Le petit monde d'Alice

jeudi 12 novembre 2015

Publié par Alice - 0 commentaire

Suite et fin...

Dès lors, le souvenir de ce moment béni l’habita. Elle aimait se répéter les mots qui lui paraissaient magiques : « Tes fruits sont beaux ! Merci de me les offrir ! » Quand le travail était trop lourd ou trop ingrat, quand les coups l’atteignaient ou la blessaient, elle plongeait dans sa mémoire, retrouvait le soleil de ce jour merveilleux et ce soleil l’aidait à surmonter sa peine. « Mes fruits sont beaux, se disait-elle. Il a su les reconnaître ! »

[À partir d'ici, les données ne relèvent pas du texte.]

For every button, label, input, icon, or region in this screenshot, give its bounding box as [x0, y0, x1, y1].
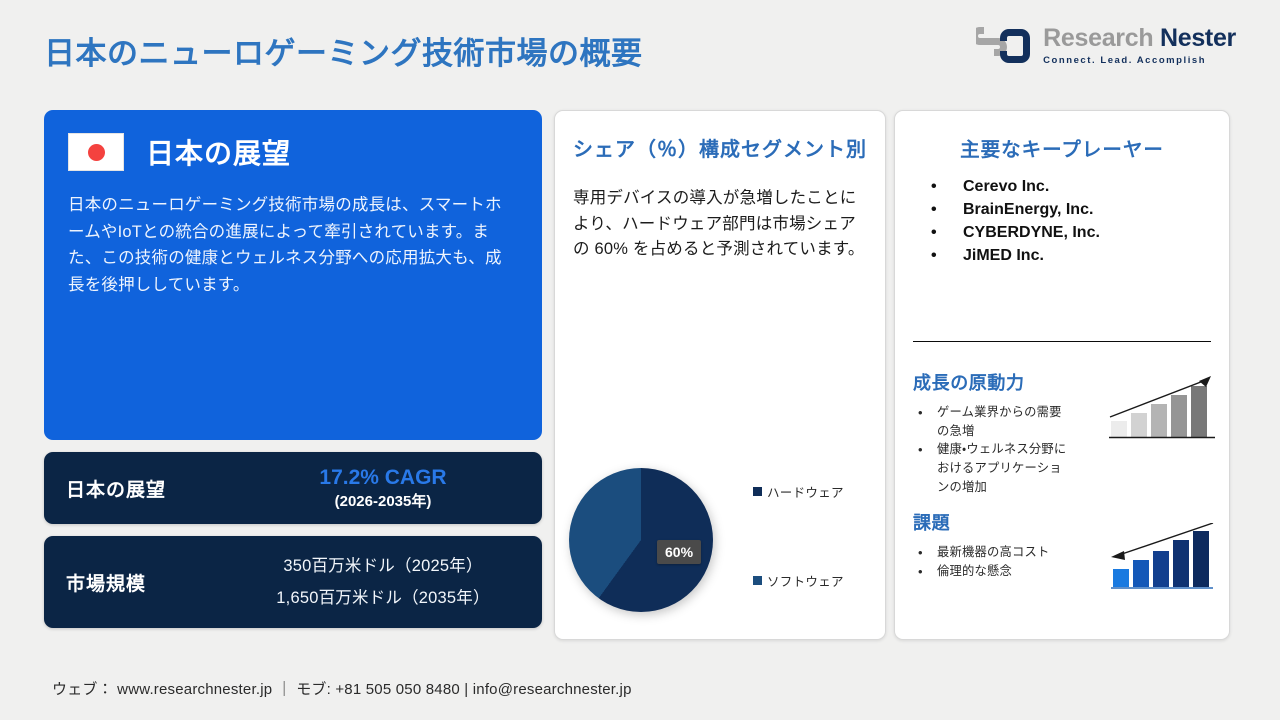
outlook-body-text: 日本のニューロゲーミング技術市場の成長は、スマートホームやIoTとの統合の進展に… [68, 192, 518, 299]
pie-data-label: 60% [657, 540, 701, 564]
outlook-title: 日本の展望 [146, 132, 291, 172]
list-item: ゲーム業界からの需要の急増 [913, 403, 1073, 440]
legend-item-software: ソフトウェア [753, 571, 844, 590]
key-players-title: 主要なキープレーヤー [913, 133, 1211, 162]
challenges-section: 課題 最新機器の高コスト 倫理的な懸念 [913, 509, 1215, 580]
pie-chart-area: 60% ハードウェア ソフトウェア [555, 466, 885, 626]
growth-drivers-section: 成長の原動力 ゲーム業界からの需要の急増 健康・ウェルネス分野におけるアプリケー… [913, 369, 1215, 496]
outlook-header: 日本の展望 [68, 132, 518, 172]
logo-word-nester: Nester [1160, 24, 1236, 52]
list-item: 最新機器の高コスト [913, 543, 1073, 562]
logo-text: Research Nester Connect. Lead. Accomplis… [1043, 26, 1236, 66]
stat-cagr-label: 日本の展望 [66, 475, 246, 502]
header: 日本のニューロゲーミング技術市場の概要 Research Nester Conn… [0, 0, 1280, 96]
research-nester-logo-icon [976, 25, 1034, 67]
growth-drivers-list: ゲーム業界からの需要の急増 健康・ウェルネス分野におけるアプリケーションの増加 [913, 403, 1073, 496]
list-item: CYBERDYNE, Inc. [913, 222, 1211, 245]
segment-share-card: シェア（％）構成セグメント別 専用デバイスの導入が急増したことにより、ハードウェ… [554, 110, 886, 640]
list-item: JiMED Inc. [913, 245, 1211, 268]
legend-swatch-software [753, 576, 762, 585]
pie-chart: 60% [569, 468, 713, 612]
legend-swatch-hardware [753, 487, 762, 496]
japan-flag-icon [68, 133, 124, 171]
stat-box-cagr: 日本の展望 17.2% CAGR (2026-2035年) [44, 452, 542, 524]
brand-logo: Research Nester Connect. Lead. Accomplis… [976, 25, 1236, 67]
list-item: BrainEnergy, Inc. [913, 199, 1211, 222]
key-players-list: Cerevo Inc. BrainEnergy, Inc. CYBERDYNE,… [913, 176, 1211, 268]
stat-box-market-size: 市場規模 350百万米ドル（2025年） 1,650百万米ドル（2035年） [44, 536, 542, 628]
left-column: 日本の展望 日本のニューロゲーミング技術市場の成長は、スマートホームやIoTとの… [44, 110, 542, 628]
flag-red-circle [88, 144, 105, 161]
logo-wordmark: Research Nester [1043, 26, 1236, 51]
japan-outlook-panel: 日本の展望 日本のニューロゲーミング技術市場の成長は、スマートホームやIoTとの… [44, 110, 542, 440]
section-divider [913, 341, 1211, 342]
challenges-list: 最新機器の高コスト 倫理的な懸念 [913, 543, 1073, 580]
legend-label-software: ソフトウェア [767, 571, 844, 590]
segment-share-title: シェア（％）構成セグメント別 [573, 137, 867, 164]
stat-size-2025: 350百万米ドル（2025年） [246, 555, 520, 577]
list-item: 倫理的な懸念 [913, 562, 1073, 581]
stat-size-2035: 1,650百万米ドル（2035年） [246, 587, 520, 609]
key-players-card: 主要なキープレーヤー Cerevo Inc. BrainEnergy, Inc.… [894, 110, 1230, 640]
segment-share-body: 専用デバイスの導入が急増したことにより、ハードウェア部門は市場シェアの 60% … [573, 186, 867, 263]
stat-size-label: 市場規模 [66, 569, 246, 596]
challenge-bar-chart-down-icon [1109, 523, 1215, 591]
key-players-inner: 主要なキープレーヤー Cerevo Inc. BrainEnergy, Inc.… [895, 111, 1229, 639]
logo-word-research: Research [1043, 24, 1153, 52]
stat-cagr-values: 17.2% CAGR (2026-2035年) [246, 464, 520, 513]
logo-tagline: Connect. Lead. Accomplish [1043, 56, 1236, 66]
list-item: 健康・ウェルネス分野におけるアプリケーションの増加 [913, 440, 1073, 496]
stat-cagr-period: (2026-2035年) [246, 492, 520, 512]
pie-legend: ハードウェア ソフトウェア [753, 466, 883, 616]
stat-size-values: 350百万米ドル（2025年） 1,650百万米ドル（2035年） [246, 555, 520, 609]
legend-item-hardware: ハードウェア [753, 482, 844, 501]
list-item: Cerevo Inc. [913, 176, 1211, 199]
footer-contact: ウェブ： www.researchnester.jp ｜ モブ: +81 505… [52, 678, 632, 699]
segment-share-inner: シェア（％）構成セグメント別 専用デバイスの導入が急増したことにより、ハードウェ… [555, 111, 885, 639]
growth-bar-chart-up-icon [1109, 373, 1215, 441]
stat-cagr-value: 17.2% CAGR [246, 464, 520, 492]
legend-label-hardware: ハードウェア [767, 482, 844, 501]
page-title: 日本のニューロゲーミング技術市場の概要 [44, 28, 643, 73]
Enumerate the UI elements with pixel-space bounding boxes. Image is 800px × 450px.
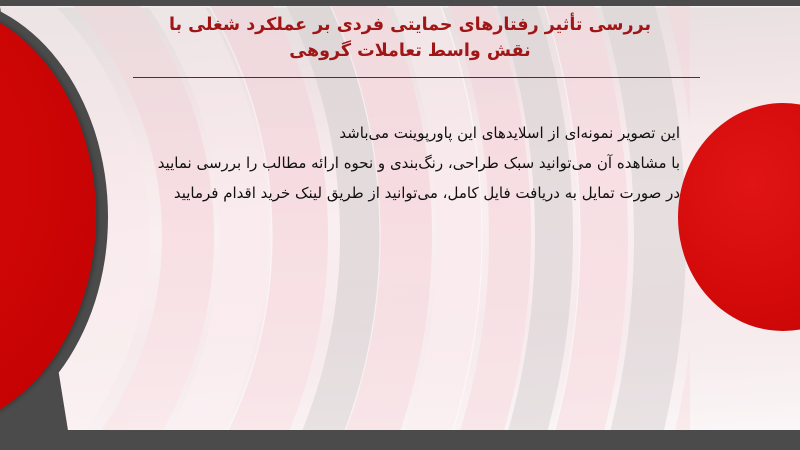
slide-title-line-2: نقش واسط تعاملات گروهی [120, 38, 700, 64]
slide-content: بررسی تأثیر رفتارهای حمایتی فردی بر عملک… [0, 0, 800, 450]
slide-title-line-1: بررسی تأثیر رفتارهای حمایتی فردی بر عملک… [120, 12, 700, 38]
body-line-3: در صورت تمایل به دریافت فایل کامل، می‌تو… [110, 178, 680, 208]
slide-body-text: این تصویر نمونه‌ای از اسلایدهای این پاور… [110, 118, 680, 208]
body-line-2: با مشاهده آن می‌توانید سبک طراحی، رنگ‌بن… [110, 148, 680, 178]
slide-title: بررسی تأثیر رفتارهای حمایتی فردی بر عملک… [120, 12, 700, 64]
body-line-1: این تصویر نمونه‌ای از اسلایدهای این پاور… [110, 118, 680, 148]
title-underline-rule [133, 77, 700, 78]
slide-canvas: بررسی تأثیر رفتارهای حمایتی فردی بر عملک… [0, 0, 800, 450]
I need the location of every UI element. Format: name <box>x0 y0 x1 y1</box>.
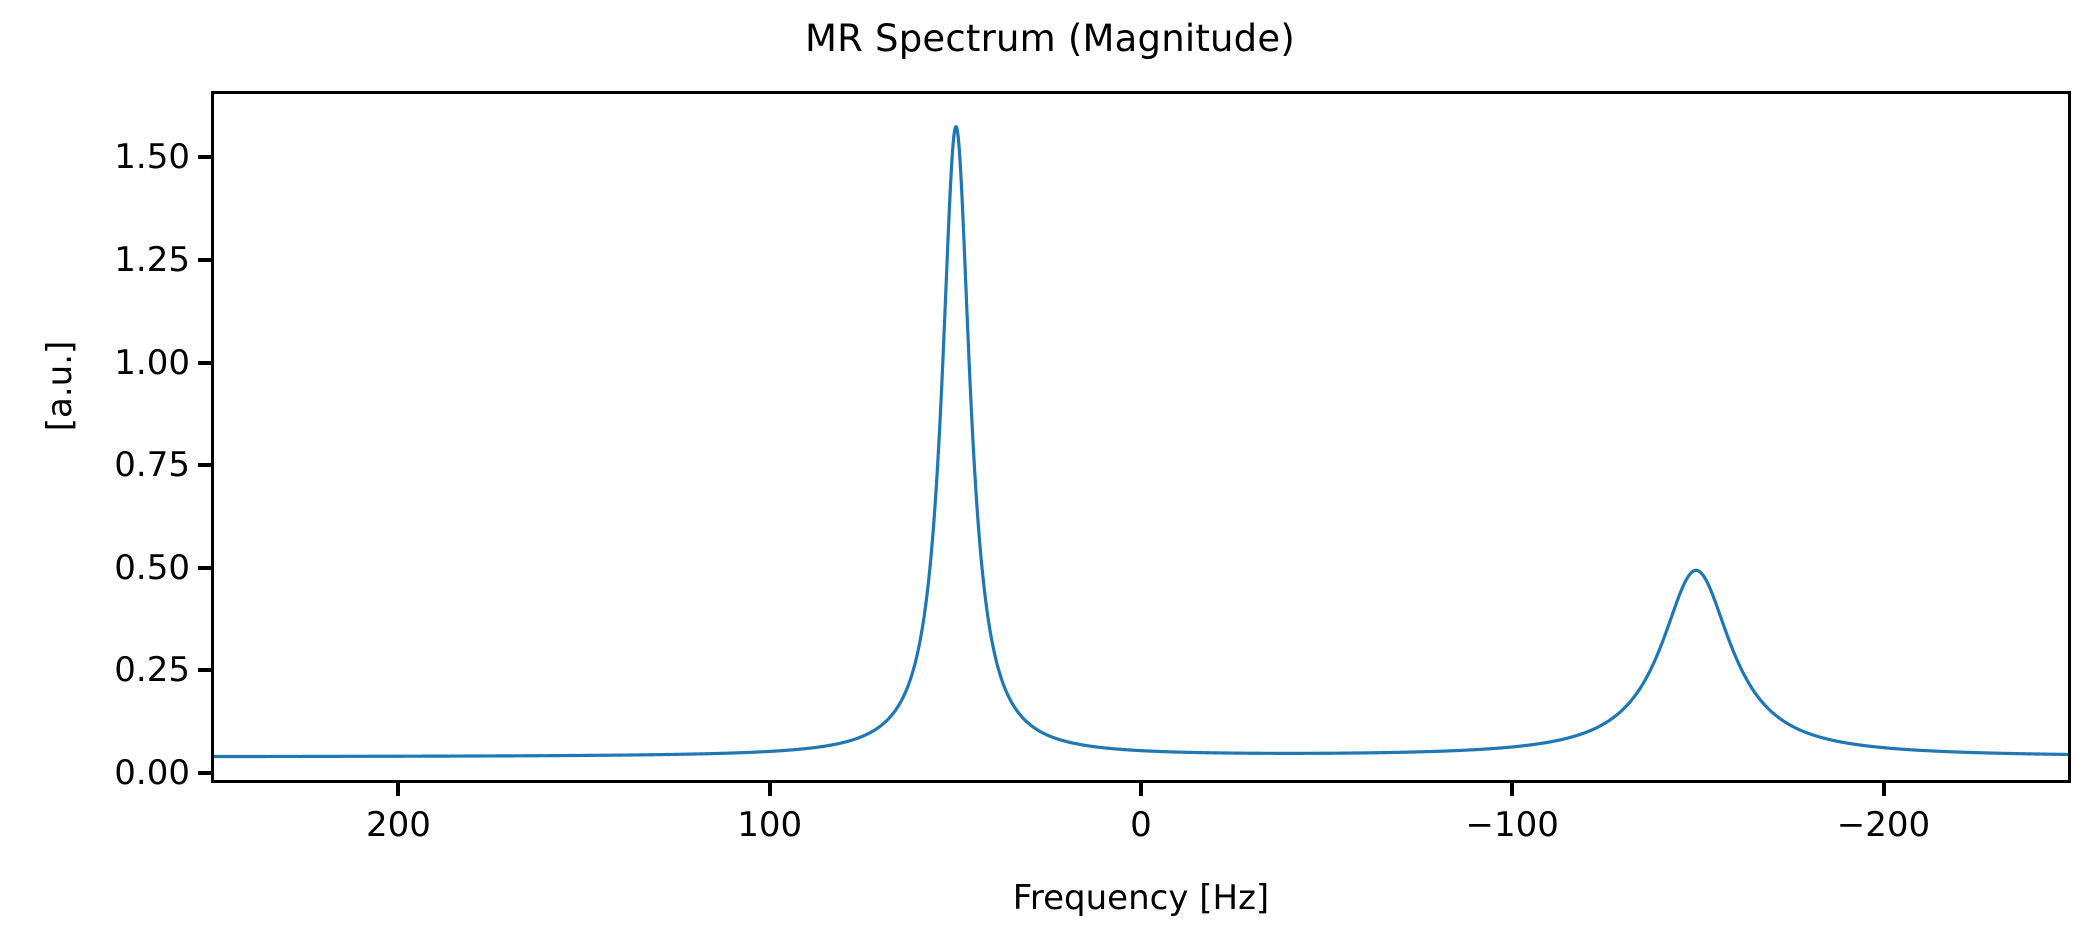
x-tick-label: 200 <box>278 803 518 847</box>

Elle devait avoir 12 ans quand le chef-pâtissier la remarqua et la prit à son service. Sa vie dès lors changea. Son maître était un homme joyeux qui chantait tout le jour. Elle s’appliqua à l’imiter et elle le fit avec tant de soin, tant de constance, tant de bonne volonté, que fort habile elle devint.

Un jour d’hiver, elle apprit qu’un troubadour allait passer au château. Elle s’arrangea pour être celle qui offrirait gâteaux, pâtisseries et sucreries.

Cachée derrière une tenture, elle écouta les chants du troubadour, fut bouleversée par sa voix et par sa musique. Quand elle passa vers lui, elle eut l’audace de murmurer : « Ce que vous faites est si beau que j’ai failli en mourir. » Le troubadour la regarda et lui sourit.

Un an plus tard, il revint et grâce à son maître, elle fut chargée une nouvelle fois d’offrir gâteaux, pâtisseries et sucreries.

Derrière la tenture, elle mangea tous les mots et toute la musique du troubadour et quand elle passa près de lui, elle lui souffla : «  Je voudrais faire ce que vous faites. »

L’homme lui demanda si elle savait chanter. « Oui » affirma-t-elle crânement.

« Je reviendrai l’an prochain et je vous emmènerai. »

Pendant un an, elle chanta, en imitant le troubadour. Puis, elle osa créer son propre chant, basé sur sa propre histoire. Celle des cerises rouges et du plat d’argent.

Mais au bout d’un an, le troubadour ne revint pas.

Elle se prit à désespérer et se dit qu’il l’avait oubliée.

Et puis, un jour d’automne, il arriva. Amaigri, pâle, comme fiévreux.

Quand elle passa vers lui, il la reconnut et lui dit à voix basse : « L’heure est venue, demain nous partirons. »

Feu follet quitta donc le château et suivit celui qu’elle admirait. Il fit d’elle son émule, lui confia savoir et sagesse. Et c’est ainsi qu’elle devint la première femme troubadour du royaume.

Quand son maître mourut, elle continua sa mission, alla de châteaux en châteaux. Au savoir de son maître, elle ajouta le sien.

Son grand rêve était de chanter pour le roi. Il se réalisa. Quand ses lèvres se souvinrent des cerises rouges et du plat d’argent, quand elles prononcèrent les mots magiques : « Tes fruits sont beaux, merci de me les offrir », elle vit dans les yeux fatigués du vieux roi des lueurs dansantes et elle surprit ses lèvres articuler le prénom d’autrefois : « Feu follet ».

Elle se sut reconnue et sa joie fut immense.

Feu follet eut, elle aussi, un disciple à qui elle transmit savoir et sagesse. Puis, son disciple, à son tour, passa le flambeau.

Et c’est ainsi que, de générations en générations, l’histoire de Feu follet est arrivée jusqu’à nous.